Selon une estimation récente, le budget de l’État russe perd plus de 120 millions de dollars par an en impôts non perçus provenant de fermes de cryptographie illégales ou non enregistrées, comme l’a rapporté Cryptopolitan plus tôt ce mois-ci.
Moscou vise également à taxer les règlements cryptographiques
Anton Siluanov a rappelé que le ministère des Finances et la Banque centrale de Russie ont récemment convenu de légaliser les transactions de crypto-monnaie dans le commerce extérieur, autorisant ainsi leur utilisation dans les paiements transfrontaliers au-delà du « régime juridique expérimental » actuellement en vigueur.
Les prochains amendements législatifs, que les régulateurs financiers vont rédiger ensemble, réglementeront également le commerce des cryptomonnaies et les opérations des bourses de cryptomonnaies.
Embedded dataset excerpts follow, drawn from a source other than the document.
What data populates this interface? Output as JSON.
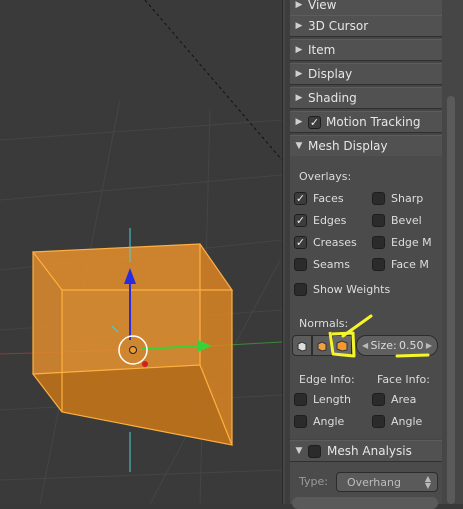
{
  "colors": {
    "viewport_bg": "#3a3a3a",
    "panel_bg": "#464646",
    "object_orange": "#f39a2c",
    "annotation_yellow": "#f5f52a",
    "axis_red": "#b04040",
    "axis_green": "#3fb03f"
  },
  "panels": {
    "view": "View",
    "cursor": "3D Cursor",
    "item": "Item",
    "display": "Display",
    "shading": "Shading",
    "motion_tracking": "Motion Tracking",
    "mesh_display": "Mesh Display",
    "mesh_analysis": "Mesh Analysis"
  },
  "mesh_display": {
    "overlays_label": "Overlays:",
    "overlays": [
      {
        "label": "Faces",
        "checked": true
      },
      {
        "label": "Sharp",
        "checked": false
      },
      {
        "label": "Edges",
        "checked": true
      },
      {
        "label": "Bevel",
        "checked": false
      },
      {
        "label": "Creases",
        "checked": true
      },
      {
        "label": "Edge M",
        "checked": false
      },
      {
        "label": "Seams",
        "checked": false
      },
      {
        "label": "Face M",
        "checked": false
      }
    ],
    "show_weights": "Show Weights",
    "normals_label": "Normals:",
    "size_label": "Size:",
    "size_value": "0.50",
    "edge_info_label": "Edge Info:",
    "face_info_label": "Face Info:",
    "edge_info": [
      "Length",
      "Angle"
    ],
    "face_info": [
      "Area",
      "Angle"
    ]
  },
  "mesh_analysis": {
    "type_label": "Type:",
    "type_value": "Overhang"
  },
  "icons": {
    "collapsed": "triangle-right",
    "expanded": "triangle-down",
    "checkmark": "check"
  }
}
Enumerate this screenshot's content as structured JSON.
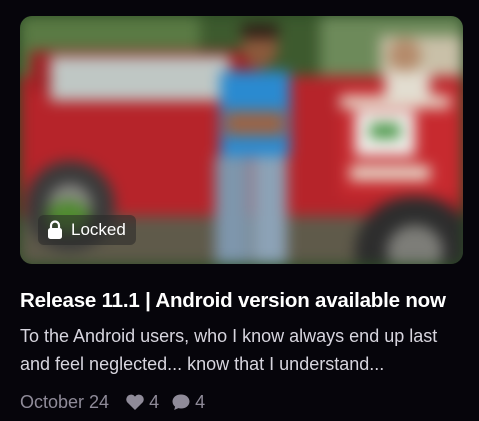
{
  "post": {
    "lock_label": "Locked",
    "title": "Release 11.1 | Android version available now",
    "description": "To the Android users, who I know always end up last and feel neglected... know that I understand...",
    "date": "October 24",
    "likes": "4",
    "comments": "4"
  },
  "icons": {
    "lock": "lock-icon",
    "like": "heart-icon",
    "comment": "comment-icon"
  },
  "colors": {
    "background": "#06050b",
    "title": "#ffffff",
    "description": "#d7d5de",
    "meta": "#8f8b99"
  }
}
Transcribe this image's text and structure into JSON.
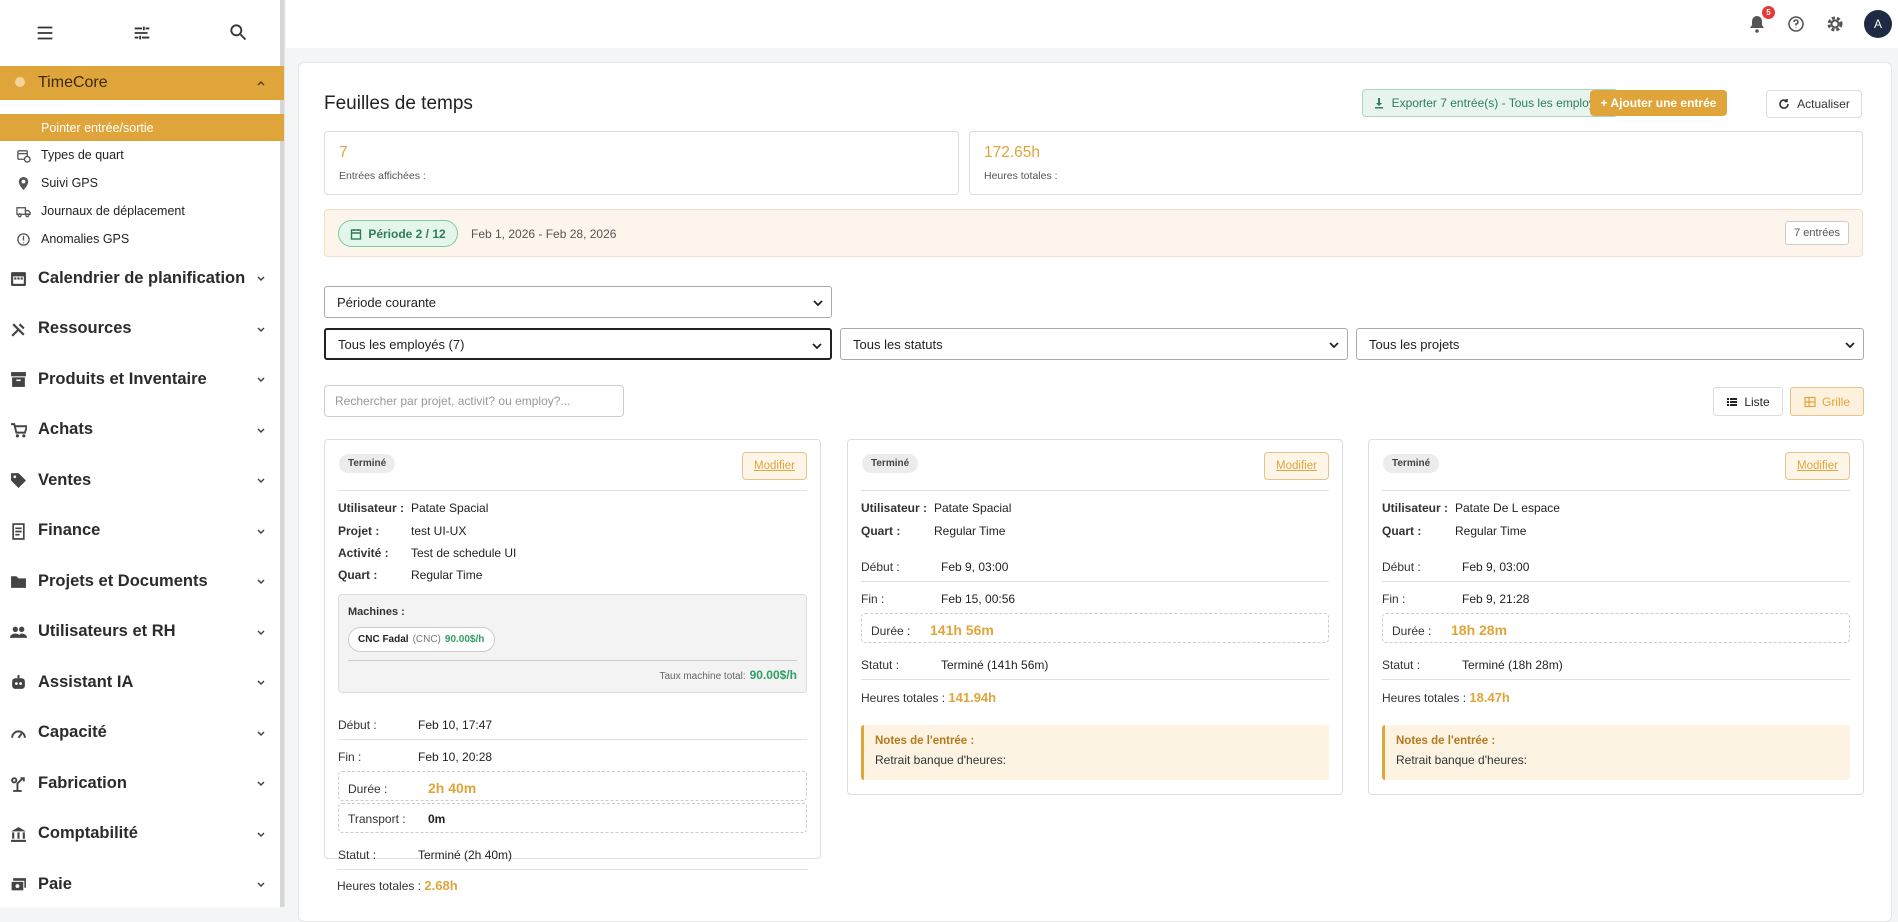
{
  "sidebar": {
    "module": {
      "label": "TimeCore"
    },
    "subitems": [
      {
        "label": "Pointer entrée/sortie",
        "icon": "clock-icon"
      },
      {
        "label": "Types de quart",
        "icon": "calendar-clock-icon"
      },
      {
        "label": "Suivi GPS",
        "icon": "pin-icon"
      },
      {
        "label": "Journaux de déplacement",
        "icon": "truck-icon"
      },
      {
        "label": "Anomalies GPS",
        "icon": "alert-icon"
      }
    ],
    "sections": [
      {
        "label": "Calendrier de planification",
        "icon": "calendar-icon"
      },
      {
        "label": "Ressources",
        "icon": "tools-icon"
      },
      {
        "label": "Produits et Inventaire",
        "icon": "inventory-icon"
      },
      {
        "label": "Achats",
        "icon": "cart-icon"
      },
      {
        "label": "Ventes",
        "icon": "tag-icon"
      },
      {
        "label": "Finance",
        "icon": "receipt-icon"
      },
      {
        "label": "Projets et Documents",
        "icon": "folder-icon"
      },
      {
        "label": "Utilisateurs et RH",
        "icon": "people-icon"
      },
      {
        "label": "Assistant IA",
        "icon": "robot-icon"
      },
      {
        "label": "Capacité",
        "icon": "speedometer-icon"
      },
      {
        "label": "Fabrication",
        "icon": "precision-icon"
      },
      {
        "label": "Comptabilité",
        "icon": "bank-icon"
      },
      {
        "label": "Paie",
        "icon": "payments-icon"
      }
    ]
  },
  "topbar": {
    "notifications_count": "5",
    "avatar_initial": "A"
  },
  "page": {
    "title": "Feuilles de temps",
    "export_label": "Exporter 7 entrée(s) - Tous les employés",
    "add_label": "+ Ajouter une entrée",
    "refresh_label": "Actualiser"
  },
  "stats": [
    {
      "value": "7",
      "label": "Entrées affichées :"
    },
    {
      "value": "172.65h",
      "label": "Heures totales :"
    }
  ],
  "period": {
    "pill": "Période 2 / 12",
    "range": "Feb 1, 2026 - Feb 28, 2026",
    "count": "7 entrées"
  },
  "filters": {
    "period_select": "Période courante",
    "employees_select": "Tous les employés (7)",
    "status_select": "Tous les statuts",
    "projects_select": "Tous les projets"
  },
  "search": {
    "placeholder": "Rechercher par projet, activit? ou employ?..."
  },
  "view": {
    "list_label": "Liste",
    "grid_label": "Grille"
  },
  "labels": {
    "modify": "Modifier",
    "user": "Utilisateur :",
    "project": "Projet :",
    "activity": "Activité :",
    "shift": "Quart :",
    "machines": "Machines :",
    "machine_rate_total": "Taux machine total:",
    "start": "Début :",
    "end": "Fin :",
    "duration": "Durée :",
    "transport": "Transport :",
    "status": "Statut :",
    "total_hours": "Heures totales :",
    "notes": "Notes de l'entrée :"
  },
  "cards": [
    {
      "tag": "Terminé",
      "user": "Patate Spacial",
      "project": "test UI-UX",
      "activity": "Test de schedule UI",
      "shift": "Regular Time",
      "machine": {
        "name": "CNC Fadal",
        "type": "(CNC)",
        "rate": "90.00$/h"
      },
      "machine_total": "90.00$/h",
      "start": "Feb 10, 17:47",
      "end": "Feb 10, 20:28",
      "duration": "2h 40m",
      "transport": "0m",
      "status": "Terminé (2h 40m)",
      "total_hours": "2.68h"
    },
    {
      "tag": "Terminé",
      "user": "Patate Spacial",
      "shift": "Regular Time",
      "start": "Feb 9, 03:00",
      "end": "Feb 15, 00:56",
      "duration": "141h 56m",
      "status": "Terminé (141h 56m)",
      "total_hours": "141.94h",
      "notes": "Retrait banque d'heures:"
    },
    {
      "tag": "Terminé",
      "user": "Patate De L espace",
      "shift": "Regular Time",
      "start": "Feb 9, 03:00",
      "end": "Feb 9, 21:28",
      "duration": "18h 28m",
      "status": "Terminé (18h 28m)",
      "total_hours": "18.47h",
      "notes": "Retrait banque d'heures:"
    }
  ],
  "colors": {
    "accent": "#e0a53a",
    "success": "#2e7d5b",
    "badge": "#e53935"
  }
}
“Pour que cette zone soit légalisée, qu’elle reçoive une base législative et que nous puissions en conséquence percevoir des impôts sur ces colonies, comme pour tout actif financier”, a expliqué le chef du Minfin.
“Je pense que nous devons aller le plus rapidement possible dans cette direction. Cela profitera à tout le monde : à la fois à ceux qui participent aux règlements internationaux et aux paiements transfrontaliers, ainsi qu’à ceux qui utilisent la crypto-monnaie comme source de règlements et source d’épargne”, a ajouté le ministre russe des Finances.